その他、多くの使い道が見つかる。だから常に鞄にいれ、使える機会がいつか考察中である。

それにしても、シンプルなものほど使い勝手や用途がいいのは何故だろう。クリップボードは下敷きにクリップが付いただけなのに。

ちなみに、100均でなく、文具店できちんとしたのを買った方が使いやすい。ほとんどの文具にあてはまることなれども。

筆記用具による、学習の効率化

小学生は、よくおもちゃのような文房具を使う。キャラクター系のものだ。むろん、勉強が楽しくなるというメリットはある。しかし、いかんせん使い勝手が悪い。消しゴムは字を消せず、シャーペンはよく詰まる。

この傾向、中学飛び越え高校、大学、一般企業でも残る。使い勝手で文房具を選ばない。

文房具は、いわば仕事道具、戦争で言うなら武器である。手入れや選択を誤ること、これイコール死を意味する。時間を殺すことになっているのだ。

だから、勉強しよう、学ぼう、もっと仕事しようというなら、まず文房具を変えるべきである。

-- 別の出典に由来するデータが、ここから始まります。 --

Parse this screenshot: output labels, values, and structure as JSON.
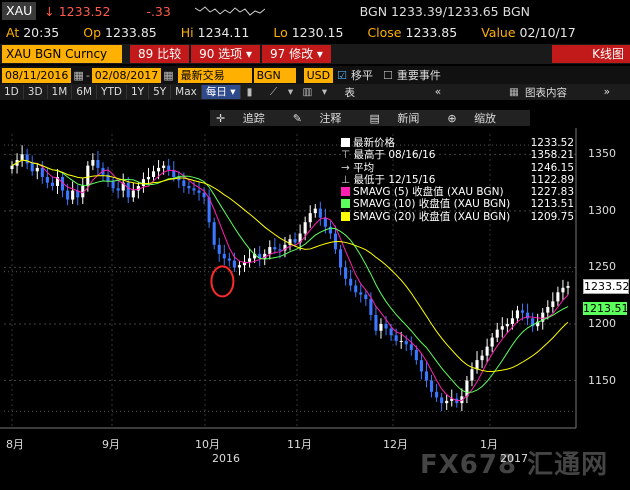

自分は、昔から文房具フェチであった。今でも、フラッと文具店に行ってしまう。そして何かしらいい文房具がないか探している。

自分のいま使っている「武器」は、
①ゼブラ「クリップ・オン・マルチ」
②三菱鉛筆「ジェットストリーム」
である。

①ゼブラ「クリップ・オン・マルチ」
→3年前から使用。あらゆる4色ペンのなかで、(まだラミー2000を買える境涯でないので、いまのところ)NO.1の完成度であると考える。4色ペンは、齋藤孝教授の『3色ボールペンで読む日本語』以来、使うようになった。4色色分けできると、もう筆箱は不要になる。
 このクリップ・オンには、シャープペンもついている。あらゆるシーンで活用できる。ポケットに1本、これがあるだけで、いつでも学べる。これは大きい。筆箱から色ペンを探す時間も節約できる。
 おまけに、このペンはクリップもこだわっている。金属性クリップだから、どこにも挟め、おまけに強い!
 一度使ってみて欲しい。もう、他のペンを持つ必要がなくなる。
 詳細は↓

クリップオンマルチ
https://www.zebra.co.jp/pro/clipon_multi/index.html

②三菱鉛筆「ジェットストリーム」
→書き味が、超滑らか。一度使うと、病み付きになる。①とどう併用するか、考察中である。
 ちなみに、字の太さ1ミリタイプがお勧め。太いと引っ掛かりがほとんどなく、ジェットストリームらしさが存分に出ている。
 詳細は↓

ジェットストリーム
https://www.mpuni.co.jp/product/category/ball_pen/jetstream/index.html

 長くなってしまった。要は自分にあった文房具を探し出し、使ってみよということだ。
 文房具はいつも使うものだ。自分に合うものを使うほうが、ストレスなく使える。